And now a true story about what it’s like being me trying to be a ranch hand and a housewife and why I may need to start shopping for khakis and a house in the suburbs.
The scene: Going with my dad on a ride to gather cows. We are in a hurry because every day it gets darker a little earlier. It was 7:30. It gets dark at 8:30… or something like that.
And now me explaining myself: I’ve never been able to keep up with my dad on a horse, and I’m afraid no matter how much help I think I am, I’m quite certain he would be better off without me.
I mean, I could be riding a racehorse. You know, one of those fast buggers that wins the races that racehorses win. It could have countless trophies, made jockeys famous and fans from around the world could be chanting his name. And that horse would take one look at me and decide that running isn’t his thing today.
And neither is trotting for that matter.
Nope. Not until we’re pointing toward the barn anyway. Or cutting a path through the thick trees. Yeah, in the trees he’d find a quick pace.
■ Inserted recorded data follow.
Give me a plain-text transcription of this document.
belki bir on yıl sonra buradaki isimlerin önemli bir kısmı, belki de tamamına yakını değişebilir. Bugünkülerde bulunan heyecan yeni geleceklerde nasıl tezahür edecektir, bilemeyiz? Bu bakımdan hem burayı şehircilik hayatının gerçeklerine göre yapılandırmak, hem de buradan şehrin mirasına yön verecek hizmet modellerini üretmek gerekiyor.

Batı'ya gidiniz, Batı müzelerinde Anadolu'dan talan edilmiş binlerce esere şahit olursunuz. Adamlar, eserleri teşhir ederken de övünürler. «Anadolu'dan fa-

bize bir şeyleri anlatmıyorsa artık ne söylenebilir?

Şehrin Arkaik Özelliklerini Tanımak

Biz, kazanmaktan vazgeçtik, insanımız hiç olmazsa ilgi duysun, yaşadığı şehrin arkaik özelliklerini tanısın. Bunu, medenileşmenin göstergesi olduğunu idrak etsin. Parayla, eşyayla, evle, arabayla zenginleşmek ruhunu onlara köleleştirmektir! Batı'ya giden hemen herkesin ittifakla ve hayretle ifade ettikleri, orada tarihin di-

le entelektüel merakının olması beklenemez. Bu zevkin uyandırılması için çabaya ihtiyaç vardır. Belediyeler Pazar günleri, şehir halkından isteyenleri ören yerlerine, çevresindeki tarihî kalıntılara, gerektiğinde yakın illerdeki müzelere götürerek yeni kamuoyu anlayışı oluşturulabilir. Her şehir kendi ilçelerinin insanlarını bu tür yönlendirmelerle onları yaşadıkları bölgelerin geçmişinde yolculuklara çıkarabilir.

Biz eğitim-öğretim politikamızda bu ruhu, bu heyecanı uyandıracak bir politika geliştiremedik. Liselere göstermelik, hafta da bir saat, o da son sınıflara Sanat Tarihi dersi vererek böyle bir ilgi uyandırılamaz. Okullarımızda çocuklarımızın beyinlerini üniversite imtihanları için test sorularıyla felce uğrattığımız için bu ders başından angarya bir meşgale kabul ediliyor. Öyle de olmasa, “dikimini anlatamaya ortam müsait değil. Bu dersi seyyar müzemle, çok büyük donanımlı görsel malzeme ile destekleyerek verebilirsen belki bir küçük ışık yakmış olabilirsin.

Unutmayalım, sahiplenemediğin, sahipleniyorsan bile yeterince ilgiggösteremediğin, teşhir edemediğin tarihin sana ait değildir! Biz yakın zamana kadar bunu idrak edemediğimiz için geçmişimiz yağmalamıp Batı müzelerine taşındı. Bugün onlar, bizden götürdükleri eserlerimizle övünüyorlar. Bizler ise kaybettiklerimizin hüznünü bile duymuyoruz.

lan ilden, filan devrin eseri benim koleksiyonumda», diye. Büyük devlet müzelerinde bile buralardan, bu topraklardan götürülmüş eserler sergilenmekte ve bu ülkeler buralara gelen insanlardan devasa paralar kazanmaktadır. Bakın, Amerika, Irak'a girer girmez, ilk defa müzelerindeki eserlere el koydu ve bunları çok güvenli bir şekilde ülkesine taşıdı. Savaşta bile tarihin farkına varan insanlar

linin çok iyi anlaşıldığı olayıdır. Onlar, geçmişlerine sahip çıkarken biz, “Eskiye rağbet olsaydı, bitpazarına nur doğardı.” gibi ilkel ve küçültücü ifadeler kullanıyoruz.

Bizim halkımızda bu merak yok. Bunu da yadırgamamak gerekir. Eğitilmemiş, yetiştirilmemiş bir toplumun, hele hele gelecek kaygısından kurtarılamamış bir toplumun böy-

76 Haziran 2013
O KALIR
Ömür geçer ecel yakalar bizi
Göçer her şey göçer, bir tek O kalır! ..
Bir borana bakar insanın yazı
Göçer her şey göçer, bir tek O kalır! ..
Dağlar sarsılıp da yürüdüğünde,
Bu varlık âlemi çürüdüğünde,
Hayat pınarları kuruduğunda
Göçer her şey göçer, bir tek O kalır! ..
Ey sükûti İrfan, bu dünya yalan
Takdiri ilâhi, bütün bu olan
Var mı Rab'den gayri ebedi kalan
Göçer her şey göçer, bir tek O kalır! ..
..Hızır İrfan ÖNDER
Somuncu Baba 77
But Dad? Dad could ride a horse that was halfway to the light at the end of the tunnel and that horse would turn right around to give him his last breath.
So this is what I deal with when we’re in a hurry: Kicking and pushing and working to find a pace on a lazy horse to keep up with Dad as he heads toward the trees, providing me with directions that I cannot hear because he is facing the hills and I am three horse lengths behind him.
I yell, “What?”
And he says something about following a cow through the trail in the trees.
So I do.
Only there isn’t a trail.
So me and my suddenly lightning-fast horse make our own trail through the brush so thick that I lose sight of the cow I’m supposed to be following (and all forms of life and light for that matter).
I hear Dad hollering from what seems like 20 miles away and wonder how he got that far in what I thought has only been 30 seconds (I’m not sure though because I lose all sense of time because I’m focusing on trying to keep both my eyeballs as we duck and weave and through the thick brush).
“Jessss!!!” Dad’s voice echoes through the trees. “Wheeereee youuuuu attt?”
“Uhhhh…” I spit the leaves from my mouth. “Just, uh, cutting a trail here…”
…and bringing with me some souvenirs: sticks in my shirt, leaves down my pants, acorns in my pockets and twigs jammed nicely in the puffs of my ponytail as I emerge on the other side of the brush alone and searching for any sign of the cow I was supposed to keep an eye on.
Ah, never mind, looks like Dad has her through the gate.
I kick my horse to catch up while I work on ridding myself of the vegetation I acquired on my “Blair Witch” journey through the coulee.
I catch up just in time to follow him to the top of a hill, down through another coulee, along the road and into the barnyard where we load up the horses and I wait to make sure Dad’s tractor starts so he can get home and get a bale of hay.
It does not start.
So I drive him and the horses home.
Because I have precious cargo.
And because apparently I like to torture this man who is trying to beat the sun.
And the other man in my life, the one I married, was still at work when I got in from “helping.” So I decided to make him a casserole, only to be asked, three bites into his meal, what I put in this thing.
“Cheese, noodles, hamburger… the regular… why?”
He gets up from his chair, pulls something from his mouth, looks and me and says:
“Because I just bit into a stick.”
If you know of any nice places in the suburbs, give me a call. I’ll be shopping for khakis and looking for a new job.